Thank you. My mom passed away on Oct 10th, 2021. She was my best friend. My family and friends, want to know what I am going to do next? I think I am still in shock. My cousin said it’s time for me to get back to work. I was a caregiver for my mom who had dementia. It was full time 24/7 for so long, years.
Why can’t we talk about death? People now avoid me altogether or the topic of my mom.
Hard to grieve in this atmosphere.
Let it fly, talk away, I say
Alone Again Angie in Fullerton
Hello again all. Thank you for all the responses to my original chat. We all so onviously feel much the same and it’s very comforting.
With Christmas nearly upon us, its lovely to relive memories of Christmas in the past. It’s often a topic of conversation with family and friends now.
I hope that for us that have had a dearly loved one die in recent weeks, months and years we are able to all talk about our wonderful times had at Christmas in the past, with friends and family without feeling that perhaps people might be uncomfortable if we do.

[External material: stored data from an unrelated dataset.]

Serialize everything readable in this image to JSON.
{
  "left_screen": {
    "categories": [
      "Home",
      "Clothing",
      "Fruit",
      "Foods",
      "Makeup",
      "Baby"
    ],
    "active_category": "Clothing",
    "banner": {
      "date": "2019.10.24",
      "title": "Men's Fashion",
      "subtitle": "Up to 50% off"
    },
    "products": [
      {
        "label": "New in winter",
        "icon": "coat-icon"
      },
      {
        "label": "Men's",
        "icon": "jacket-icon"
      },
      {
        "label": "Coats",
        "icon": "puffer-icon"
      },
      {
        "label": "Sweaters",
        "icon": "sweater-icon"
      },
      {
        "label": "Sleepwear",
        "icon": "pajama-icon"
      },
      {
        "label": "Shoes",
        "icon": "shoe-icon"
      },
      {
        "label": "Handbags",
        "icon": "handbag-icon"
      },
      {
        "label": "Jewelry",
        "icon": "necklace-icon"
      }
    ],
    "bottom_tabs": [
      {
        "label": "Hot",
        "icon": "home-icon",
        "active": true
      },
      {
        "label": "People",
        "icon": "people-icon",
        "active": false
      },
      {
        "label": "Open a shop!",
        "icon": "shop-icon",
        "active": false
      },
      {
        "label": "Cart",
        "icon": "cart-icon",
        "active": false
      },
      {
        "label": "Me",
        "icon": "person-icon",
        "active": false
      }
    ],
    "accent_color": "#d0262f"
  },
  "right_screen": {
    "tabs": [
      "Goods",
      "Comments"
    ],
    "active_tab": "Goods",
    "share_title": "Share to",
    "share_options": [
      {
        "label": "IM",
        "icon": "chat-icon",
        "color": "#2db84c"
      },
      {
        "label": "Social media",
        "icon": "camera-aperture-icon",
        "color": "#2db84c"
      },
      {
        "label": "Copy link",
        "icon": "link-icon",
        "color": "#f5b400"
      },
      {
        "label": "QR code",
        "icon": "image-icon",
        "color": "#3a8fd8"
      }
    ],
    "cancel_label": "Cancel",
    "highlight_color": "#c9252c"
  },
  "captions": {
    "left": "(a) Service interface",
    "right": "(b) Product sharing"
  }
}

The general feeling that death is a taboo subject of so many is still an issue. I wish it wasn’t.
Thinking of all at this time. This is the 3rd Christmas without my soul mate Duncan. I miss you my love, so very much.
Here’s hoping we all have the love and support around us for this holiday season of celebration, merriness, joy and giving.
Wonderful post Heather! Know that Duncan is right there with you!! But you probably already know that!
My Bruno seems to love light flickering and dropping quarters in my path as his way of showing his presence. My computer magically gets fixed sometimes and when I am searching for a name or title of something, suddenly I have it. Funny things!
I too hope everyone will have warm holy days of their own at this Christmas time of year!
And also all the holy days that everyone celebrates!!